Dec. 5 (Bloomberg) -- The U.K. will consider tax breaks for shale-gas exploration as the government seeks to cut dependence on energy imports and hold down household electricity bills, Chancellor of the Exchequer George Osborne said.
Hydraulic fracturing, using pressurized water to drive gas from shale rock, was suspended after Cuadrilla Resources Ltd. set off two earthquakes last year in northwest England. The government, which says the ban ends soon, will set up an Office for Unconventional Gas to regulate the industry, Osborne said.
The chancellor wants the U.K. to give priority to gas as a power source as it’s cheaper than renewables and less harmful to the environment than coal. The U.K. also seeks to curb reliance on natural gas imports that have almost doubled since 2007 as local output dwindles. U.S. natural gas prices fell 87 percent from 2008 to this April as production from shale fields boomed.

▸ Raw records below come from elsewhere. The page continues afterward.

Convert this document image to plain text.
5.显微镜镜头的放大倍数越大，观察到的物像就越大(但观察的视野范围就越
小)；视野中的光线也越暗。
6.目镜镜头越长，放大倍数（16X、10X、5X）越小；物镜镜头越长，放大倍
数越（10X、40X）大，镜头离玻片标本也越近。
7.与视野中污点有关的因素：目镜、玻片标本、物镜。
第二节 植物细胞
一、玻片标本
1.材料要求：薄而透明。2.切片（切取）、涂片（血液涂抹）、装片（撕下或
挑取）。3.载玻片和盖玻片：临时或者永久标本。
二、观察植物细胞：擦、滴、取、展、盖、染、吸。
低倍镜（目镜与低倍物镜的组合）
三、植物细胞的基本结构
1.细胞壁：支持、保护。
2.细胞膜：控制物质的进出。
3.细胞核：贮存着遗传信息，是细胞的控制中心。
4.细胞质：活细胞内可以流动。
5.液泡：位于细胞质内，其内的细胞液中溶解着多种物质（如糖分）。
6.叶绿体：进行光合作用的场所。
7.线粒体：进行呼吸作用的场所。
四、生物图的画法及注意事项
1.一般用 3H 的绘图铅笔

“We don’t want British businesses and families to be left behind as gas prices tumble on the other side of the Atlantic,” Osborne said in his Autumn statement to parliament. His plans may place Britain ahead of efforts on the continent, where countries have hesitated to endorse the technique known as fracking because of concerns it will pollute water.
The Czech Republic proposed a temporary ban on exploration of shale deposits in September and France decided that month to maintain a ban. The Netherlands says it plans to conduct a study of the environmental effect of shale- and coal-gas exploration.
Pushing shale would be a “costly mistake”, according to Andy Atkins, executive director at Friends of the Earth.
“Unleashing fracking on communities across the nation would threaten their environment and keep the nation hooked on dirty fossil fuels for decades,” he said in a statement.
European shale development will be more controversial and costly than in the U.S., now the largest natural-gas producer as a result of fracking, because public opposition and geological challenges are less pronounced in America, GlobalData Ltd. said.
“I can’t imagine how shale gas production could have a significant impact on European gas prices,” with its cost and volume uncertainties, Jonathan Lane, the head of consulting for power and utilities at GlobalData, said by phone.
Accurate figures for commercial quantities of the resource are hard to establish as the U.K. is only exploring, said Nick Riley, head of science policy at the British Geological Survey.
All of Iraq
Cuadrilla Resources, seeking approval to drill, fracture and test a number of wells next year, says the shale rock it’s exploring in northwest England has more gas than all of Iraq. The Staffordshire-based company welcomed today’s news.
“Exploration is necessary to have a better understanding about how shale gas can be developed safely and sensibly from the Bowland Basin,” Chief Executive Officer Francis Egan said in a statement. The technology’s high costs will fall as the industry grows, he said.
The Department of Energy and Climate Change will consult on the terms and duration of shale exploration licenses, it said today. The ministry also set out plans for as many as 30 new gas-fired power stations with 26 gigawatts of capacity in a gas-generation strategy designed to shore up supply as a fifth of current capacity is scheduled to close in the next decade.
Environmental campaigner WWF said Britain may miss its legally binding targets to cut greenhouse gas emissions by 80 percent by 2050 and add to consumer bills should it push ahead with the gas plans. Energy Secretary Ed Davey said the strategy is consistent with targets that the U.K. can revise in 2014.
Osborne also confirmed that the Carbon Reduction Commitment green tax, which aims to cut emissions from large public and private organizations, will be retained in a “simplified” form. He said in March that the levy might be replaced.